A compelling account of a murder that is also a memoir, by a debut lesbian author.
As a lawyer, and as the child of two lawyers, Alexandria Marzano-Lesnevich had always been opposed to the death penalty. In theory, it seemed like the most humane position: an eye for an eye did nothing to lower crime statistics. But during her summer internship, Marzano-Lesnevich found herself working on the re-trial of convicted murderer and pedophile Ricky Langley. The horrific case, which shattered two families, provokes strong reactions in her. She wants Langley to receive just punishment. In fact, she wants him to die. And as she works through the case she realizes that underneath all the legal procedures and the meticulous investigation and combing through evidence, the getting to know of witnesses, bystanders and victims, are the layers of her own memory, and the things that happened to her as a child…
Marzano-Lesnevich writes a meticulous and gripping murder mystery that should enthral fans of the genre. But The Fact of a Body also contains other haunting themes, such as how the law may deliver justice but fails to heal. Or the heartache and fear at a grassroots community level that led to the 1994 law requiring a registry for sex offenders, but which will not contribute to a drop in such crimes or protect children from threat.

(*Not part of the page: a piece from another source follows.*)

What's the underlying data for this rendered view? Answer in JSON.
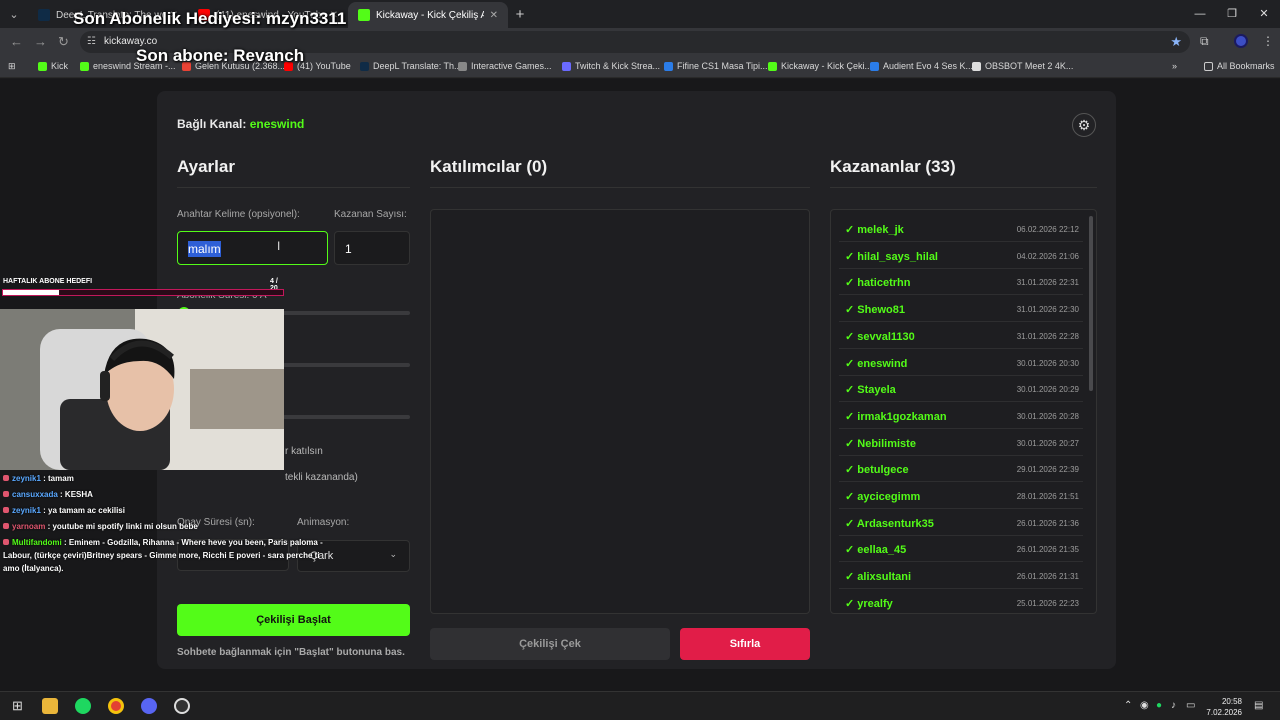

And that threat is often in the person of those closest to them: trusted adults, such as a coach or an uncle, or, as in her own case, a grandfather.
As Marzano-Lesnevich narrates the story of an important case she also uncovers her own history as a little girl and how she came to be who she is…or in spite of it. She is gay and had prolonged coming out as a lawyer because she had been abused as a child and was worried that people would assume that this trauma had caused her sexuality. She also admits that she harboured an eating disorder but the first time she slept with a woman she felt her chest open up as though a restriction on her had been removed. She was gay, and coming out of the closet meant she could stop fighting against who she was. She could stop stifling herself or connecting her true sexuality with a crime. “I’m gay because I love women, it’s as simple as that,” she writes.
And yet the traumatic legacy of her childhood abuse does affect her present-day sex life with her girlfriend and the shadow of it is connected to an impulse she can’t control. The exploration of this theme serves as a moving reminder of why child abuse and the destruction of innocence that goes with it is the worst crime of all. Along with everything else Marzano-Lesnevich is tackling, she bravely goes to the heart of this pain. The scene in which she, as a young adult, confronts her grandfather about the abuse is shocking and revelatory.
This is a book about finding the person inside the killer; trying to break the cycle of abuse so that it doesn’t keep happening, and trying to keep hold of the human values of empathy, mercy, forgiveness, trust and hope.